Gotta love how the "sliver" is consistent but the hyphenation is not.  Also, apparently trays overflow.  That's just what they do.  Every time.

But seriously, Cleo, put "sliver" on your list of Ctrl-F's to check before publication.  I do it with "pubic" and "trail" when I write legal briefs, because hey, spellcheck doesn't know that I meant "public" and "trial," but I do.  And, importantly, I would be embarrassed if I accidentally argued that a trail for my client would be against pubic interest.  You also should be embarrassed to have sliver serving trays in your book -- twice!
  • Page 17: "I believe he's been shirking work every since!"
I shirk work every since I get, too.
  • Page 68: "Millions of dollars and thousands of employees livelihoods are at stake."
I know it's just a missing apostrophe, but it is still ungrammatical and irritating.  There's also a reference to some "ex-Masaad" agents on the same page.  I think she meant "ex-Mossad," since that's how it was spelled earlier in the book, and, you know, the Mossad is actually a real thing.   Even spellcheck should have caught that one, no?
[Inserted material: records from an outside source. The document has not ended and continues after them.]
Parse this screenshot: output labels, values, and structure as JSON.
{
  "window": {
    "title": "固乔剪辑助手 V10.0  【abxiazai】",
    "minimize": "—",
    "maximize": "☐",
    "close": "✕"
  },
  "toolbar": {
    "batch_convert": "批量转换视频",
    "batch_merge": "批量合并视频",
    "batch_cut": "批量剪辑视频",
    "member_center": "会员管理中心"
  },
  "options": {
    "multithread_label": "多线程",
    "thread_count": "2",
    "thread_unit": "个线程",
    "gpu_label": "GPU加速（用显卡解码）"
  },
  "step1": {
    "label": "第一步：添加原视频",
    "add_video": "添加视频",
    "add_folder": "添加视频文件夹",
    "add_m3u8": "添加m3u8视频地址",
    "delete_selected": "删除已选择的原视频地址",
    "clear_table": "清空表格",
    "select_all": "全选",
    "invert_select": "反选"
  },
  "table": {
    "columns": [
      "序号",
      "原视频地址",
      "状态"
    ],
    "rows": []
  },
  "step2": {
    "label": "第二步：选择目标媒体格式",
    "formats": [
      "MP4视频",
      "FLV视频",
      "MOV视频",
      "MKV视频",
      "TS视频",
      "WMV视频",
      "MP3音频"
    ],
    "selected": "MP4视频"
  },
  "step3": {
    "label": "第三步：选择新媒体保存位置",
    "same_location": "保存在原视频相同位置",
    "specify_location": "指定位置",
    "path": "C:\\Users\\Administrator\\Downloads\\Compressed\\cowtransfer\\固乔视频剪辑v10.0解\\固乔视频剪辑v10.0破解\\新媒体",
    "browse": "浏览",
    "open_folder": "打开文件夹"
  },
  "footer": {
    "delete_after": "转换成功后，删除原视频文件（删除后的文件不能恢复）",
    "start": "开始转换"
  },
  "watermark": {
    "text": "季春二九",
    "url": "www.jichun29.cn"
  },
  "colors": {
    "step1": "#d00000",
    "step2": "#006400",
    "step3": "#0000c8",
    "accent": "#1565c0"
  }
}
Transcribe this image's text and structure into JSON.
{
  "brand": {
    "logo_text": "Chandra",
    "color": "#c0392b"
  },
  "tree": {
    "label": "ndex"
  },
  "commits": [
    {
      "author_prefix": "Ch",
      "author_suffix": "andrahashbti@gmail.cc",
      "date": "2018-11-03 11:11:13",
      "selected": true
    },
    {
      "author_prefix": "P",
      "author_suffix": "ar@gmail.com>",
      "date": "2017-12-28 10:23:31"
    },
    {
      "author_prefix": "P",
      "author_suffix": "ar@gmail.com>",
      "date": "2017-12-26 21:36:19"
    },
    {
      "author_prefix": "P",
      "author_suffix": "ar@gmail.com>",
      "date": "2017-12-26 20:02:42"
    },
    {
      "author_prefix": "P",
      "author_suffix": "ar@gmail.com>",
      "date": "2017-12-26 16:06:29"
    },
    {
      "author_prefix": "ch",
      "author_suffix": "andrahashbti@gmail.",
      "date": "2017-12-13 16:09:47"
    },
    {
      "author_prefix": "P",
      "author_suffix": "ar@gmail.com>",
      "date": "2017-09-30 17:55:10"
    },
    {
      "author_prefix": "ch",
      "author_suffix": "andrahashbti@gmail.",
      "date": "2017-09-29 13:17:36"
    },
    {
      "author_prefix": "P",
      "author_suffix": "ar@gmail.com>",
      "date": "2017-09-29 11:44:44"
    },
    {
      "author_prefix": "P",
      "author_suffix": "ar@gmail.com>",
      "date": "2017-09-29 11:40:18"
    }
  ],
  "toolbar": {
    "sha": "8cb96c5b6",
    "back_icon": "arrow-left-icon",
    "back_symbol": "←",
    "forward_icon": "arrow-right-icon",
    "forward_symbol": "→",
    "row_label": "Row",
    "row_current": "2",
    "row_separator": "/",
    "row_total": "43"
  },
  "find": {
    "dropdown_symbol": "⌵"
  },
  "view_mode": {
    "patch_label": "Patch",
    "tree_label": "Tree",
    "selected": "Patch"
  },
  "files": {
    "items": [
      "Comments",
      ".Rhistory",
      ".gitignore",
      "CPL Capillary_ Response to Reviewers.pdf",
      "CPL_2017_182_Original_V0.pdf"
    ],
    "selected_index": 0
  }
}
  • Page 140: "I invited David here tonight . . . to wheedle an invitation to sample his dessert parings for myself."
I am pretty sure David does not serve apple peels and potato skins for dessert.
  • Page 241 (during the big "I would have gotten away with it too, if it weren't for you meddling kids!" speech): "Jim snorted. 'You give me undo credit, pal.'"
Argh.  I actually snorted myself, in due disbelief.